Date, Time, & Location

Monday, April 10, 9:30-10:45am, PM 253

Overview

Test 2 will cover all material from the beginning of the semester through time series data (Monday, April 3) but with a strong focus on material covered since Test 1. The material will cover the assigned readings and the topics we discussed in class.

Format

  • Multiple Choice
  • Free Response
  • CS680 Students will have additional questions

Emphasized Topics

  • Data Cleaning
  • Data Transformation
  • Data Integration
  • Data Fusion
  • Scalable Databases
  • Scalable Dataframes
  • Time Series Data

Readings

Assigned Readings

Referenced Papers

Free Response Example Questions

  • What are the two techniques for data integration that we discussed? What are the advantages of each?
  • Why is record linkage important? What strategies can be used with it?
  • When merging two datasets, which parts of the data is data fusion concerned with? Why is source dependence important when doing data fusion of many sources?
  • Which type of database partitioning (horizontal or vertical) is sharding? Is this used more for OLTP or OLAP?
  • Which type of database system focuses on ACID?
  • What are the three parts of CAP in the CAP Theorem?
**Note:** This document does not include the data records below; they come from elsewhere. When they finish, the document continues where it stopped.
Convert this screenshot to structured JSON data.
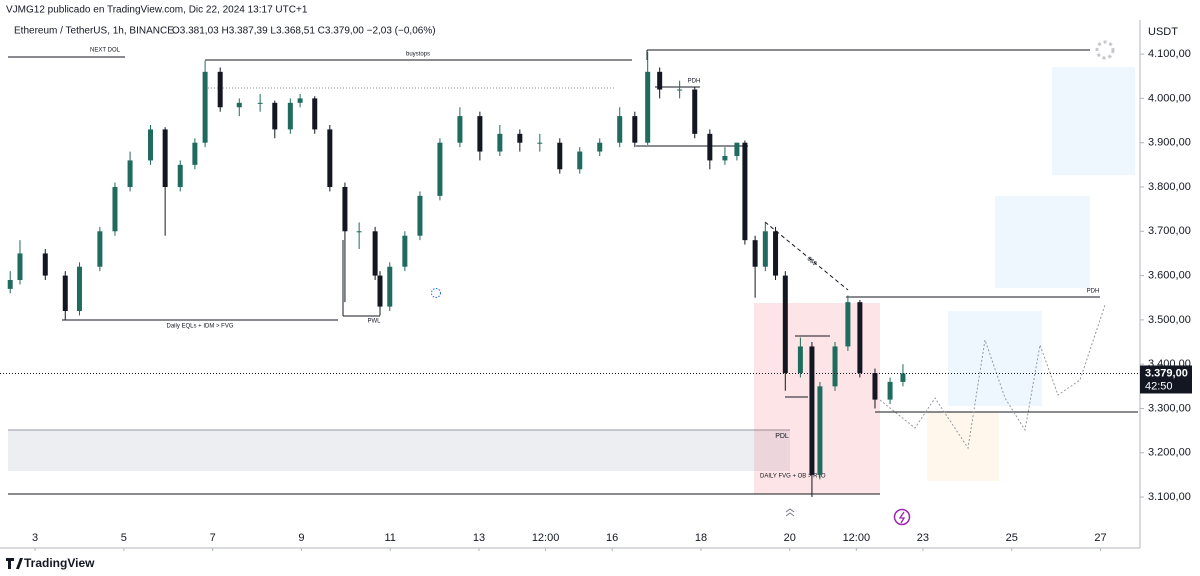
{
  "chart_data": {
    "type": "candlestick",
    "publisher": "VJMG12 publicado en TradingView.com, Dic 22, 2024 13:17 UTC+1",
    "title": "Ethereum / TetherUS, 1h, BINANCE",
    "ohlc_text": "O3.381,03 H3.387,39 L3.368,51 C3.379,00 −2,03 (−0,06%)",
    "unit": "USDT",
    "brand": "TradingView",
    "up_color": "#1f6b5e",
    "down_color": "#131722",
    "x": [
      2.44,
      2.66,
      3.23,
      3.68,
      4.0,
      4.46,
      4.8,
      5.14,
      5.6,
      5.93,
      6.27,
      6.6,
      6.83,
      7.17,
      7.6,
      8.07,
      8.4,
      8.75,
      8.97,
      9.3,
      9.64,
      9.98,
      10.3,
      10.66,
      10.77,
      10.99,
      11.33,
      11.67,
      12.12,
      12.57,
      13.02,
      13.47,
      13.92,
      14.37,
      14.82,
      15.27,
      15.72,
      16.17,
      16.51,
      16.8,
      17.07,
      17.52,
      17.86,
      18.2,
      18.54,
      18.81,
      18.99,
      19.22,
      19.45,
      19.68,
      19.9,
      20.24,
      20.5,
      20.68,
      21.02,
      21.31,
      21.58,
      21.92,
      22.26,
      22.55
    ],
    "open": [
      3570,
      3590,
      3650,
      3600,
      3520,
      3620,
      3700,
      3800,
      3860,
      3930,
      3800,
      3850,
      3900,
      4060,
      3980,
      3990,
      3990,
      3930,
      3990,
      4000,
      3930,
      3800,
      3700,
      3700,
      3600,
      3530,
      3620,
      3690,
      3780,
      3900,
      3960,
      3880,
      3920,
      3900,
      3900,
      3840,
      3880,
      3900,
      3960,
      3900,
      4060,
      4020,
      4020,
      3920,
      3860,
      3870,
      3900,
      3680,
      3620,
      3700,
      3600,
      3380,
      3440,
      3150,
      3350,
      3440,
      3540,
      3380,
      3320,
      3360
    ],
    "high": [
      3610,
      3680,
      3660,
      3610,
      3630,
      3710,
      3810,
      3880,
      3940,
      3935,
      3860,
      3910,
      4085,
      4070,
      4000,
      4010,
      3995,
      4000,
      4010,
      4005,
      3940,
      3810,
      3720,
      3710,
      3610,
      3630,
      3700,
      3790,
      3910,
      3980,
      3970,
      3940,
      3930,
      3920,
      3910,
      3890,
      3910,
      3980,
      3970,
      4105,
      4070,
      4040,
      4025,
      3930,
      3890,
      3900,
      3905,
      3690,
      3720,
      3710,
      3610,
      3460,
      3450,
      3360,
      3450,
      3555,
      3545,
      3390,
      3370,
      3400
    ],
    "low": [
      3560,
      3580,
      3590,
      3500,
      3510,
      3610,
      3690,
      3790,
      3850,
      3690,
      3790,
      3840,
      3890,
      3970,
      3960,
      3970,
      3910,
      3920,
      3980,
      3920,
      3790,
      3540,
      3660,
      3590,
      3510,
      3520,
      3610,
      3680,
      3770,
      3890,
      3860,
      3870,
      3880,
      3880,
      3830,
      3830,
      3870,
      3890,
      3890,
      3895,
      4000,
      4000,
      3910,
      3840,
      3850,
      3860,
      3670,
      3550,
      3610,
      3590,
      3340,
      3370,
      3100,
      3140,
      3340,
      3430,
      3370,
      3300,
      3310,
      3350
    ],
    "close": [
      3590,
      3650,
      3600,
      3520,
      3620,
      3700,
      3800,
      3860,
      3930,
      3800,
      3850,
      3900,
      4060,
      3980,
      3990,
      3990,
      3930,
      3990,
      4000,
      3930,
      3800,
      3700,
      3700,
      3600,
      3530,
      3620,
      3690,
      3780,
      3900,
      3960,
      3880,
      3920,
      3900,
      3900,
      3840,
      3880,
      3900,
      3960,
      3900,
      4060,
      4020,
      4020,
      3920,
      3860,
      3870,
      3900,
      3680,
      3620,
      3700,
      3600,
      3380,
      3440,
      3150,
      3350,
      3440,
      3540,
      3380,
      3320,
      3360,
      3379
    ],
    "last_price": {
      "value": 3379,
      "label": "3.379,00"
    },
    "countdown": "42:50",
    "xlim": [
      2.21,
      27.89
    ],
    "ylim": [
      2985,
      4177
    ],
    "xticks": [
      {
        "value": 3,
        "label": "3"
      },
      {
        "value": 5,
        "label": "5"
      },
      {
        "value": 7,
        "label": "7"
      },
      {
        "value": 9,
        "label": "9"
      },
      {
        "value": 11,
        "label": "11"
      },
      {
        "value": 13,
        "label": "13"
      },
      {
        "value": 14.5,
        "label": "12:00"
      },
      {
        "value": 16,
        "label": "16"
      },
      {
        "value": 18,
        "label": "18"
      },
      {
        "value": 20,
        "label": "20"
      },
      {
        "value": 21.5,
        "label": "12:00"
      },
      {
        "value": 23,
        "label": "23"
      },
      {
        "value": 25,
        "label": "25"
      },
      {
        "value": 27,
        "label": "27"
      }
    ],
    "yticks": [
      {
        "value": 3100,
        "label": "3.100,00"
      },
      {
        "value": 3200,
        "label": "3.200,00"
      },
      {
        "value": 3300,
        "label": "3.300,00"
      },
      {
        "value": 3400,
        "label": "3.400,00"
      },
      {
        "value": 3500,
        "label": "3.500,00"
      },
      {
        "value": 3600,
        "label": "3.600,00"
      },
      {
        "value": 3700,
        "label": "3.700,00"
      },
      {
        "value": 3800,
        "label": "3.800,00"
      },
      {
        "value": 3900,
        "label": "3.900,00"
      },
      {
        "value": 4000,
        "label": "4.000,00"
      },
      {
        "value": 4100,
        "label": "4.100,00"
      }
    ],
    "annotations": {
      "next_dol": "NEXT DOL",
      "buystops": "buystops",
      "pdh_1": "PDH",
      "pdh_2": "PDH",
      "eqls": "Daily EQLs + IDM > FVG",
      "pwl": "PWL",
      "pdl": "PDL",
      "fvg": "DAILY FVG + OB > RTO",
      "liquidity": "$$$"
    }
  }
}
Which type of system is Cassandra (CA, CP, or AP)?
  • How does Cassandra maintain replicates of its data?
  • Which type of system is Spanner (SQL, noSQL, NewSQL)? Which type of workloads (OLTP, OLAP) does it focus on? Why are accurate timestamps important?
  • How does Modin speed up pandas queries?
  • What does Magpie do to improve the scalability of pandas-style queries?
  • Why does Pavlo call NewSQL dead? What didn’t work?
  • What is an advantage of dataframe over a database? and vice versa?
  • How much time series data does Gorilla focus on storing? Why? What tecniques does it use to store this data in memory?